Much has also been made of the CRTC calculator's limitations -- lack of data plans, bundling discounts, phone subsidies, SMS, and various coverage and roaming nuances -- although all of these could be included without much difficulty. For example, if a phone comes for free with a 2-year contract and is $100 with a 1-year contract, then for the 1-year contract you can amortize the price over that period to arrive at a $8.50/mo. charge. For bundling, just plug in the companies you subscribe to for wired phone, broadband and TV, and the calculator figures out which bundles apply. The free calculator that received media coverage has similar limitations, and also suffers from many other problems, as I discovered when I played around with it. I will forgo a detailed review of that calculator by simply stating that I found it to be dreadful. However, it is being used (perhaps because there are no alternatives), and by using it I was able to refine my thoughts on why any such calculator is likely to have poor utility.
  • The calculator asks you to provide detailed calling patterns by day, time, incoming vs. outgoing, local vs. toll, call duration and quantity, proportion of calls to popular numbers, and so forth. Try this experiment: fill in these fields of the calculator by mentally estimating all this detailed data. Afterward, go and look at the call details in your most recent few account statements. It is most probable that you got it wrong, and by a wide margin. Further, the variance in these measurements from month to month will be large. So what's the value of going to the bother of providing all of this detail?
  • There is little indication of whether geographic coverage is adequate to your needs, what phone they will saddle you with, after-sales customer service quality, billing accuracy, and a thousand other important details.
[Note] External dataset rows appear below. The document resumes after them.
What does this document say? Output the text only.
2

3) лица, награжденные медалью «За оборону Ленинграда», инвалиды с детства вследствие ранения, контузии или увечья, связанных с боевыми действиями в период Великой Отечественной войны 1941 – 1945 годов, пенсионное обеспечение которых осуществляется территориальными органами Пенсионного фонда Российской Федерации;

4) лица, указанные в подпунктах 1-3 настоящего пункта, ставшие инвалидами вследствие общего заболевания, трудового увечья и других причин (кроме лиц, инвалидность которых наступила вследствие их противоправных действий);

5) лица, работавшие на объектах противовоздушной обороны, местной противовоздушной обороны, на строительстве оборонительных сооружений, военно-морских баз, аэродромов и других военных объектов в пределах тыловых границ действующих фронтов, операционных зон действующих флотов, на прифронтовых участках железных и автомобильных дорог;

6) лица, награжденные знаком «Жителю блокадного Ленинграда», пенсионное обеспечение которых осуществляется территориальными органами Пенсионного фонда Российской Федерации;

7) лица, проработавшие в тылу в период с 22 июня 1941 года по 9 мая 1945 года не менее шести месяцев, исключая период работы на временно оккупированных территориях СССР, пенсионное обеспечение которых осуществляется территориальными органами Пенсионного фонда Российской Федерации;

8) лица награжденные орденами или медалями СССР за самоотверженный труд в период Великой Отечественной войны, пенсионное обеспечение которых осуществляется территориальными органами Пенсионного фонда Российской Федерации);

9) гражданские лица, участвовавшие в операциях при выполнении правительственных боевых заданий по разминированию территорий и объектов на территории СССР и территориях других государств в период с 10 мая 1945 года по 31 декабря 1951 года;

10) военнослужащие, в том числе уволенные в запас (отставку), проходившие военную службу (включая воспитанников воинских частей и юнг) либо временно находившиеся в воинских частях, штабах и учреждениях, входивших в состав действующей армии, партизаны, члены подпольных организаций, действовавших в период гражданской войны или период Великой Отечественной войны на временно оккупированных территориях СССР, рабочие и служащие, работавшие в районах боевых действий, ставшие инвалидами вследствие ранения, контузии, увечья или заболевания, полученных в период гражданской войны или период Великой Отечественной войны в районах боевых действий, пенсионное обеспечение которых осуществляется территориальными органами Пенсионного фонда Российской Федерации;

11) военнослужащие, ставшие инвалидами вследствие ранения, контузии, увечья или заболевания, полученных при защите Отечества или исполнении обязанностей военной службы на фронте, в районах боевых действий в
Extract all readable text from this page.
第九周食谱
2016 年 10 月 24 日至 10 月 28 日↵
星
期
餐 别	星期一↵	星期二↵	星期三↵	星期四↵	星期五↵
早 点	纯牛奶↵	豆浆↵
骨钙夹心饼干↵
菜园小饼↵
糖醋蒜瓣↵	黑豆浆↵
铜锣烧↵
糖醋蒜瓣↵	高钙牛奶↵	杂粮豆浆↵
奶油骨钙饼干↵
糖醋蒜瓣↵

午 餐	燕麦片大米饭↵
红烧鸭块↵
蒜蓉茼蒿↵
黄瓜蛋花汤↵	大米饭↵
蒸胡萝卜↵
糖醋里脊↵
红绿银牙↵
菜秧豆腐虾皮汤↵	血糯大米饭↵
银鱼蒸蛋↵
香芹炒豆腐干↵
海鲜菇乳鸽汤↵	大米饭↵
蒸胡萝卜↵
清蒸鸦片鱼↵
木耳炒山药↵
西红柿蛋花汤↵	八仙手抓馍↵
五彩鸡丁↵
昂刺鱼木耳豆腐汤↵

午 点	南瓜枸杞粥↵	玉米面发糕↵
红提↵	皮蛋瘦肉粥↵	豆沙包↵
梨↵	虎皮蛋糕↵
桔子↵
In other words, are you likely to sign up with a service provider you've never heard of (they always seem to be the cheapest!), that no one you know has heard of, and whose reputation is pretty much unknown to you?
  • Tying is not explored. An example of this is smart phones: just try to get a smart phone (iPhone, Blackberry, etc.) from a carrier without a data plan. Let me explain why this class of tying is much more than a detail. One big purpose of tying is to get you to try services you would not otherwise select. Yes, you may not be paying extra for it, but most likely you eventually will. You now have a smart phone and you have a data plan, and you will undoubtedly use them, perhaps just a little at first, but over time you will be hooked. The same goes for SMS. At some point you will exceed your subscription limits of, say, 500 MB or 100 SMS per month, and you will be charged overage and, if you are really hooked, you'll then upgrade to a better data or SMS package for a higher price. This is like giving free cigarettes to teenagers -- many will become addicted and drive revenue growth. It is also why feature phones have always come with web access and SMS enabled: it's there, you try it, they charge an exorbitant fee, and you feel motivated to upgrade your service.
If you've read this far, you may very well be thinking that calculators are either useless or that a useful calculator would be pointless due to the vagaries of human nature and the rapidly evolving marketplace. I claim there is a good reason why this complexity exists and is unlikely to go away in the foreseeable future. It is that the service providers derive significant benefit from not only great complexity and optionality in their pricing models, but also in doing so in a way that each tries to be different from its competitors in arbitrary and unfathomable ways. They want to make it as difficult as possible for you to do price comparisons. Let's look at why this is.

Mobile services are inherently commodities, and devices like the iPhone are focused on the manufacturers, not the carriers which distribute them. All of the major carriers have similar geographic coverage and terrible customer service, so those are not differentiators. Commodities like wheat and copper have always been sold on price alone, and that is just what the carriers want to avoid, while consumers want exactly that. Making the price and price comparisons as opaque as possible allows service providers to compete on the quality of their marketing, not pricing, thus making it difficult for the market to perceive and purchase mobile service as a commodity.

That's it -- it's no more complex than that one final message. I hope this issue is now just a little bit clearer to you than it was before.